Oil Price Fundamental Daily Forecast – Barring Any Surprises, Expect Range-bound Trade

Crude oil prices weakened on Thursday after hedging pressure increased as the U.S. West Texas Intermediate futures contract neared the $50.00 level. Concern about high crude supplies from OPEC and other non-OPEC producers offset the U.S. government report from Wednesday which showed record U.S. gasoline demand.

Strong demand from the U.S. has been lifting prices for about a month, but the market has been capped by high production from OPEC.

September West Texas Intermediate crude oil futures settled at $49.03, down $0.56 or -1.13%. Internationally-favored October Brent crude oil ended the session at $52.01, down $0.35 or -0.67%.

Brent Crude
Daily October Brent Crude

Forecast

The mixed fundamentals seems to be indicating we’re headed towards a rangebound trade. Looking at the charts, the range WTI range is $52.38 to $42.27. Its mid-point is $47.33. This is likely the next downside target.

Given the offsetting news, I think the market may have to pull-back into $47.33 while investors reassess the situation. With the hedge funds holding long positions, I don’t think prices will collapse unless there is unexpected bearish news. However, without fresh bullish news and having been burned in the past, I don’t think hedge funds will be chasing this market higher either. This makes a test of the mid-point reasonable.

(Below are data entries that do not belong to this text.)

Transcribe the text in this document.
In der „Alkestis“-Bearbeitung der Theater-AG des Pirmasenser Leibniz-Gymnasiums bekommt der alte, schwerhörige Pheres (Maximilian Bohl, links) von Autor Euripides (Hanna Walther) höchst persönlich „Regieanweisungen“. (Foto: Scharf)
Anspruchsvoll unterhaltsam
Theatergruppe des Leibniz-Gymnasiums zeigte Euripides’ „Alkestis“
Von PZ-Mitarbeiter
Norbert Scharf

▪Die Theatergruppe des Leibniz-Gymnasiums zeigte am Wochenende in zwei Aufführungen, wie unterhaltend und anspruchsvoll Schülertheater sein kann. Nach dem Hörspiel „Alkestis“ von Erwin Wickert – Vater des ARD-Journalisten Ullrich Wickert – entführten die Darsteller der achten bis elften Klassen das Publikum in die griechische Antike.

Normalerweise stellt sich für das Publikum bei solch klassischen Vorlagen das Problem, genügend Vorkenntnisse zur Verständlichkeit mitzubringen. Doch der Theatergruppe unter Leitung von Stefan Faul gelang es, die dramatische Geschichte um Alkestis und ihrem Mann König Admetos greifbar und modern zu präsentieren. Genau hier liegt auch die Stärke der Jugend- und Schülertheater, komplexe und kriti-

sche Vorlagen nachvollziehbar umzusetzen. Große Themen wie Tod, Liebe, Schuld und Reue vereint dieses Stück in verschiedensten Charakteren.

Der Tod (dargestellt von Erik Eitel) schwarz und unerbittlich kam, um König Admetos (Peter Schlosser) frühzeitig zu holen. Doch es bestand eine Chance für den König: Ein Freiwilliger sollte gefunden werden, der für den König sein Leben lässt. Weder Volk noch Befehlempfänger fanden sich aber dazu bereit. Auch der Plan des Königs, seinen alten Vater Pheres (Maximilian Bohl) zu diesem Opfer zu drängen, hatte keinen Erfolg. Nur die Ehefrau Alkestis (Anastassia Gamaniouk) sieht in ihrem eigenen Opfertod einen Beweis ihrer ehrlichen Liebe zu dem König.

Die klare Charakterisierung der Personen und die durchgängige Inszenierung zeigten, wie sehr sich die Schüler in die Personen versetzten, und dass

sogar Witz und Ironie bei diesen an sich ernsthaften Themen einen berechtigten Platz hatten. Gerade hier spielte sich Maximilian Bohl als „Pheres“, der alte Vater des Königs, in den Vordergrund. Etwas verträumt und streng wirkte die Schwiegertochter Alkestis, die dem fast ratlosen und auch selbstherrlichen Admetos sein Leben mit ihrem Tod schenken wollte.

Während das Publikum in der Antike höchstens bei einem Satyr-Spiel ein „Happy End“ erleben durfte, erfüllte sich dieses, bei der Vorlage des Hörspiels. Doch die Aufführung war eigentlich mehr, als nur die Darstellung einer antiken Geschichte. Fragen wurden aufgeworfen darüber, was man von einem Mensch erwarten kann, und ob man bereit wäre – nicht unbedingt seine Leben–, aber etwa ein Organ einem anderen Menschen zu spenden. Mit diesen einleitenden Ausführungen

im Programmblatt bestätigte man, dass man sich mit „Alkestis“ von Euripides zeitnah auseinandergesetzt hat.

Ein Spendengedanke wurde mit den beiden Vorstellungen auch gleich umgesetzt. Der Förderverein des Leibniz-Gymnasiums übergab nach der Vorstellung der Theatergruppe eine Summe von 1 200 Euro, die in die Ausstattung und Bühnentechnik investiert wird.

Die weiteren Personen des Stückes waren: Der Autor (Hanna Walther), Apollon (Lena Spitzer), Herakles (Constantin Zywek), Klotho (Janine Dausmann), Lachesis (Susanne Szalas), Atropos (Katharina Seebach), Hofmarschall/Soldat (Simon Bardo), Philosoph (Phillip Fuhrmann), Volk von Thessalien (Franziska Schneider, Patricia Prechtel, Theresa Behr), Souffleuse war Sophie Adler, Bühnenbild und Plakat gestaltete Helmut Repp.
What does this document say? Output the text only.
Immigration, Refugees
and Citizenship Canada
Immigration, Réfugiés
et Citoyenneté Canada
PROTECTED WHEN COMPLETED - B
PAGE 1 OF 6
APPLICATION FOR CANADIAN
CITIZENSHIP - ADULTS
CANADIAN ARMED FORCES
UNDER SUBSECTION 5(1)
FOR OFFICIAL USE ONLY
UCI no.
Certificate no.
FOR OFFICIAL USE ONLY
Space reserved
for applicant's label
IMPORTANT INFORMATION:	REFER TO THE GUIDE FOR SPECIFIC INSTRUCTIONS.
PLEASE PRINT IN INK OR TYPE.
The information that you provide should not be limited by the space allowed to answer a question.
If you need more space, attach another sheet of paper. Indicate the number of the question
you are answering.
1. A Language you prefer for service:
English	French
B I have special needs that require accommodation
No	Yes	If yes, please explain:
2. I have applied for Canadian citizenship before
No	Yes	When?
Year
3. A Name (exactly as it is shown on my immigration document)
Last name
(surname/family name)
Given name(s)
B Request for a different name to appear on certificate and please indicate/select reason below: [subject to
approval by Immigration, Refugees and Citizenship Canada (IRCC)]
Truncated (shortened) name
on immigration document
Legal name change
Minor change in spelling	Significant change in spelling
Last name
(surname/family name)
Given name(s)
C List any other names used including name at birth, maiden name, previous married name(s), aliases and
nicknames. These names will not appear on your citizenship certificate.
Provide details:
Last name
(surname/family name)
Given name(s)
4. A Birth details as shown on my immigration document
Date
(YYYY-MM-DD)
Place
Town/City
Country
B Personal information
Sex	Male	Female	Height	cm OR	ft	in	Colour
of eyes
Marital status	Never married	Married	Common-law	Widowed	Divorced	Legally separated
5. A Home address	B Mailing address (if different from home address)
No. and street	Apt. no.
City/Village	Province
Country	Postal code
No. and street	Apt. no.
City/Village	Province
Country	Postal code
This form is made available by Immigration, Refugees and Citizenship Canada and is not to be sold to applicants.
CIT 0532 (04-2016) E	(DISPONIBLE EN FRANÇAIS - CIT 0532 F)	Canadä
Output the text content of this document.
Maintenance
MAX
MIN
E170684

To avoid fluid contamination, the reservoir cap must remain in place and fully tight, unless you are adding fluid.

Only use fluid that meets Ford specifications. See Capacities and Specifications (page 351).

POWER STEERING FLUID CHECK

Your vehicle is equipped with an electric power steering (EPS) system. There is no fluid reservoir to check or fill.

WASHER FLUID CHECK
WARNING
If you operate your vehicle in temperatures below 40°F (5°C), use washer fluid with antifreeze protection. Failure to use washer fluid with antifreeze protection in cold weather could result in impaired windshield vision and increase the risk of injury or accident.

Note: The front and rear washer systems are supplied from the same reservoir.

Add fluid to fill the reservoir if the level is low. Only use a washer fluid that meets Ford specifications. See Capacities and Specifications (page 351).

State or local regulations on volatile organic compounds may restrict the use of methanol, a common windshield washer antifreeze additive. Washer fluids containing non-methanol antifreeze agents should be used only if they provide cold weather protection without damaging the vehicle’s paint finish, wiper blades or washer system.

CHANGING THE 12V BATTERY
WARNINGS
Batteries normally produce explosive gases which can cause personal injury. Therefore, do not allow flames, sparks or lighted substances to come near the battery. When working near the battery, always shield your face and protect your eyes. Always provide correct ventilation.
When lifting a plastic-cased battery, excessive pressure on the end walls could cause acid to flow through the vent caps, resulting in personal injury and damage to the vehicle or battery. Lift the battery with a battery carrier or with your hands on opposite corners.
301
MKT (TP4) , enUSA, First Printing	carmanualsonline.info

Supporting are expectations for a rangebound trade are comments from the National Australia Bank, BMI Research and Goldman Sachs.

Crude Oil
Daily September West Texas Intermediate Crude Oil

The NAB said, “Our view of the oil market is that a major rally is unlikely in 2017.” In reference to Brent crude oil the bank said, “Absent further production cuts or a sustained uptick in demand, prices are likely to remain in the low to mid $50s for the remainder of the year.”

BMI Research said, “Of the major projects sanctioned by the big five oil companies over H1 2017, there has been a clear breakeven target price of $40 per barrel or lower at offshore oil projects.”

Finally, U.S. investment bank Goldman Sachs said this week that the oil industry had successfully adapted to oil prices around $50 per barrel.

In my opinion, the charts and the comments from other analysts support my idea for a range bound trade. Unless there is a major change in production, I think hedgers will continue to come in at $50 and hedge funds will continue to support the market if it nears $40.00.